July 5, 2020
Here’s why this is important: If starting up a Facebook group feels like yet another platform to zap your time, you might be surprised to know it could be time well spent.
One of the most frequent questions I get asked when I help wellness entrepreneurs attract more client to their business is “should I start a Facebook group?”
With the myriad of ways that you could promote yourself and bring in work, a Facebook group might feel like yet another thing on a long list that you just don’t have time for.
And look, I know what else you might be thinking: Facebook, really? I hate it!
I know none of us are huge fans of Facebook these days. Putting aside all the political shadiness and hate-speech rules or lack thereof on the platform with Zuckerberg at the helm, most of us would agree Facebook is not massively user-friendly, hard to keep track of conversations and a bit clunky all round.
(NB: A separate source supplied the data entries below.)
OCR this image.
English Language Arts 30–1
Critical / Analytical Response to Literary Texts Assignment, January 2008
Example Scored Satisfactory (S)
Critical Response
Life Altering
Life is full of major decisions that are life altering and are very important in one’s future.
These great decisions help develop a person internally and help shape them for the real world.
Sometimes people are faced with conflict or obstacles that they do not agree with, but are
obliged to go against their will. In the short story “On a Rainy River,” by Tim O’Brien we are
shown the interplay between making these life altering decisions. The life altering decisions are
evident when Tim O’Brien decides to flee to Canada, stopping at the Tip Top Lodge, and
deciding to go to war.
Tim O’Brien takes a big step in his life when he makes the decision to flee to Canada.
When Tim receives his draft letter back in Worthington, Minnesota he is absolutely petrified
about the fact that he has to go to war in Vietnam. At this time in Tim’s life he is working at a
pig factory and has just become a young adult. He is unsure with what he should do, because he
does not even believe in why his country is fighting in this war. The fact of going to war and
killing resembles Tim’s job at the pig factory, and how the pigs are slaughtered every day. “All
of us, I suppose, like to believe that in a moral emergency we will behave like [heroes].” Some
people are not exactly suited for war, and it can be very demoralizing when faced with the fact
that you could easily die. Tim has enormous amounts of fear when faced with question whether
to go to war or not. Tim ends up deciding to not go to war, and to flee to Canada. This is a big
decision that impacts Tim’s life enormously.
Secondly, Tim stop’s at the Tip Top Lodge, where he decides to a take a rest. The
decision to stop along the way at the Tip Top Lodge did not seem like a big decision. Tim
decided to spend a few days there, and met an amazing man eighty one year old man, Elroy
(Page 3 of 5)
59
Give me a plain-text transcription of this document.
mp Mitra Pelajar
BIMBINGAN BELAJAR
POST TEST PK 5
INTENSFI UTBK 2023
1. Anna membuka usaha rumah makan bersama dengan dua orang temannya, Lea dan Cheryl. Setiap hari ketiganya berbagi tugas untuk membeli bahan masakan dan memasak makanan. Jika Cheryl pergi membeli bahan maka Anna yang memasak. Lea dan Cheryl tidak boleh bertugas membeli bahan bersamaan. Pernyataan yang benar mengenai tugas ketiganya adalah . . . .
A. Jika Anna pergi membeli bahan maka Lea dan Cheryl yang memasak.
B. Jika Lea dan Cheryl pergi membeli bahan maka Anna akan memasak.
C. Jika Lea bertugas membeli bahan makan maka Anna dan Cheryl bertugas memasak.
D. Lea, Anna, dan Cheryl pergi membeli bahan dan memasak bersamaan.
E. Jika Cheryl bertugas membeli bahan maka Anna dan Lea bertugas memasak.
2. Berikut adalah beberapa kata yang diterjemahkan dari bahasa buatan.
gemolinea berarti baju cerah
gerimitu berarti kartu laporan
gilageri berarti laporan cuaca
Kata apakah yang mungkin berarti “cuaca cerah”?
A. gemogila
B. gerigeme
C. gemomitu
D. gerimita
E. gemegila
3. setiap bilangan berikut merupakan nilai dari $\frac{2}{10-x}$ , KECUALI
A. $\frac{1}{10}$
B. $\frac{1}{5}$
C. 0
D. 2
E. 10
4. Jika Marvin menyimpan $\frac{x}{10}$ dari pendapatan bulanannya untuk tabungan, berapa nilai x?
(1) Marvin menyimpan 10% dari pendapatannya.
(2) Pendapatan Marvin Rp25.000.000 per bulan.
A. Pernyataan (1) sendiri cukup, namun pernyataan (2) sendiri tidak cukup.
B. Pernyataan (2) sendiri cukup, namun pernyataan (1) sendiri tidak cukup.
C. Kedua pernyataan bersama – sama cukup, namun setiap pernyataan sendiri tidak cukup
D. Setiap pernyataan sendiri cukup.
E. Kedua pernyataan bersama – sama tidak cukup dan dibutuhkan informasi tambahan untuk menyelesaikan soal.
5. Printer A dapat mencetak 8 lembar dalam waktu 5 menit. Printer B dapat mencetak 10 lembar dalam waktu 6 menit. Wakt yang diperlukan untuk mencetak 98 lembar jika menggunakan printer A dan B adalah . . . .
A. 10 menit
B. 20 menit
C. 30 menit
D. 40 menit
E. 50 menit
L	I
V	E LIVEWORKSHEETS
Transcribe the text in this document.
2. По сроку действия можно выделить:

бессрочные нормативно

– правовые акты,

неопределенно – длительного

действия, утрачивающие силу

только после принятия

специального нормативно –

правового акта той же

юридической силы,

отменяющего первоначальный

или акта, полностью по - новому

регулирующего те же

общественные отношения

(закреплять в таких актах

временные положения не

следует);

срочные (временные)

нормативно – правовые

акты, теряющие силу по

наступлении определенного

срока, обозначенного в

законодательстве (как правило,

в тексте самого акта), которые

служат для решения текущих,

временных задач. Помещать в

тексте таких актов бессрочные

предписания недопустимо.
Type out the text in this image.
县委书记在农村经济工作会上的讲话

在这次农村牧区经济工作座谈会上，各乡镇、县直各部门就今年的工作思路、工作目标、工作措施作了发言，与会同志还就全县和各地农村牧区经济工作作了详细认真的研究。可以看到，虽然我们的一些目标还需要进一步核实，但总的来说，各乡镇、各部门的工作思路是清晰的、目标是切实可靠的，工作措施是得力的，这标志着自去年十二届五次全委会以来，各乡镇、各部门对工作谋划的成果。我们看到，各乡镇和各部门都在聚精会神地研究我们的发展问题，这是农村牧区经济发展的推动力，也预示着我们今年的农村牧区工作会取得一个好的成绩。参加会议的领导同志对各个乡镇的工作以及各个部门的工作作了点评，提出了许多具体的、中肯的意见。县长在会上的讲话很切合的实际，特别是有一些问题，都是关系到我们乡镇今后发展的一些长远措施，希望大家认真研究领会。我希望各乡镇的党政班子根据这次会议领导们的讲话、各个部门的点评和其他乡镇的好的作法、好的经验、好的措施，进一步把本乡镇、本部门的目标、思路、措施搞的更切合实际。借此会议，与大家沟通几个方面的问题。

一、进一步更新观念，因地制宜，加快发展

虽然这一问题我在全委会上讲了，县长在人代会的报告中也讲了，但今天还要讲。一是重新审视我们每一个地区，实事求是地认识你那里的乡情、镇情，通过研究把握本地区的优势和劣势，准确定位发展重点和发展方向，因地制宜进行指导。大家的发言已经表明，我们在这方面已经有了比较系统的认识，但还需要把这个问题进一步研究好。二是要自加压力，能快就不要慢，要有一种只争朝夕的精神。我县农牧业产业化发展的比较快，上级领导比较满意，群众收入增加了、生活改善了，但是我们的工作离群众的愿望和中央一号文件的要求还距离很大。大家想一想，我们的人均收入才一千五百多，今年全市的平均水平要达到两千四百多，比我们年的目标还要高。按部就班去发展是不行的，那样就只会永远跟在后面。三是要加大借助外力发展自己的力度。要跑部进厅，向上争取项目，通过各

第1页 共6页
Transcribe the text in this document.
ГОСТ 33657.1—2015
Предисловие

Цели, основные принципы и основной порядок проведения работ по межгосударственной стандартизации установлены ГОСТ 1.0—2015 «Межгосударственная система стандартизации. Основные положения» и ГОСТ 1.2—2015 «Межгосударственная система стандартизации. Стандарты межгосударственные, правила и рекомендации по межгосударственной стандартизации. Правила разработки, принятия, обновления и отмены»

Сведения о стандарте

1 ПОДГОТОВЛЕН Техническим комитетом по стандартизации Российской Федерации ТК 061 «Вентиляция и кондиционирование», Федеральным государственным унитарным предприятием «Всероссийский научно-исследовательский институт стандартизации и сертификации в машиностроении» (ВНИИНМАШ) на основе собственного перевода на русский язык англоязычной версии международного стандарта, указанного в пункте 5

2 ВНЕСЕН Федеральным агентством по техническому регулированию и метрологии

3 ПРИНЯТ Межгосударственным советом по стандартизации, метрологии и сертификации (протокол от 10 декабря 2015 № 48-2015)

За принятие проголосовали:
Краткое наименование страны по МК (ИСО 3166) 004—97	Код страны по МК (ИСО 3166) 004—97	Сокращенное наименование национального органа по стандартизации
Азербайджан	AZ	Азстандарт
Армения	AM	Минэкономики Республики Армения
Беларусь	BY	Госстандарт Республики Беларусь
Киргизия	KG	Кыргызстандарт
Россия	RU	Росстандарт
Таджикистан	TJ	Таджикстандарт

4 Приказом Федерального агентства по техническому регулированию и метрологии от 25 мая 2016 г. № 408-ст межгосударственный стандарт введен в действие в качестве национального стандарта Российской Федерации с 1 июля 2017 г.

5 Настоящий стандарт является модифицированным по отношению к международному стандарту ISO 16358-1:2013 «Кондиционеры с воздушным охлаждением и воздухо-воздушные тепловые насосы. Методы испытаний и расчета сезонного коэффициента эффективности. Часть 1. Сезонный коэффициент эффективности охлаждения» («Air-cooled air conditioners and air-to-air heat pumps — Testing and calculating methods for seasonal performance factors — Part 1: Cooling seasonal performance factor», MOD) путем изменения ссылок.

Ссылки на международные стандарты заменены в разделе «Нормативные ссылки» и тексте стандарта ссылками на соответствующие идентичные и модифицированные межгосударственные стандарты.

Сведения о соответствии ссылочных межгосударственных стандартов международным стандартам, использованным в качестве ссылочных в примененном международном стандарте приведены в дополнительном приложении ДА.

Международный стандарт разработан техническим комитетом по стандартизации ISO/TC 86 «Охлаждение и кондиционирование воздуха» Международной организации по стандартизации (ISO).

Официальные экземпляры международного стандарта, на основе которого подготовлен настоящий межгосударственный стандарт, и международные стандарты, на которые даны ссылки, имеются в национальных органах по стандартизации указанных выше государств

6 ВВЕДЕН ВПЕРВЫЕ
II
But right now it’s the only platform we’ve got that the majority of people are super familiar with, already have an account for and that they check virtually every day, which is ideal when we want to get in front of our ideal customers.
Whenever you’re using social media, you need to think from the perspective of your audience.
We’re all self-centred online, we only follow accounts and join groups we think are going to benefit us in a really clear way.
Following you on your Facebook page or Instagram account might give them some of your tips, recipes, inspiration and help.
But if they’re really struggling, what these members of your audience want is to get more support.
Setting a clear purpose and outcome for your Facebook group means that your audience start to really see what you are the expert in. They see you as the ‘go-to’ person for their particular problem or issue, which makes it easier for them to recommend you and refer you on to others.
Having a Facebook page is fine and useful for ‘broadcasting’ about what you do. But it’s still a public forum and isn’t really somewhere you’re going to see a huge engagement.
Particularly if your business is based around helping people with quite personal health matters – physical symptoms or mental health worries for example – posting replies and opening up in a public space might not be something they feel comfortable to do.
With a purposeful, private space where you show up regularly, specifically helping people with a particular issue, your audience will start to feel comfortable to share with you.
Rather than shooting in the dark and guessing what people need and want from you, they’re going to start asking you for it in no uncertain terms.
That kind of input is gold-dust when you’re looking to be the answer for your ideal customers.
As your Facebook group grows, it won’t be just be you providing all the answers and your members sitting back and listening.
A Facebook group can really foster a sense of community. With members seeing the safe space you create and the clear purpose of why they’re there, they’ll start to help and support one another.
And with that sense of community comes a huge increase in those know / like / trust factors, which are vital if you want to sell people what you do or offer.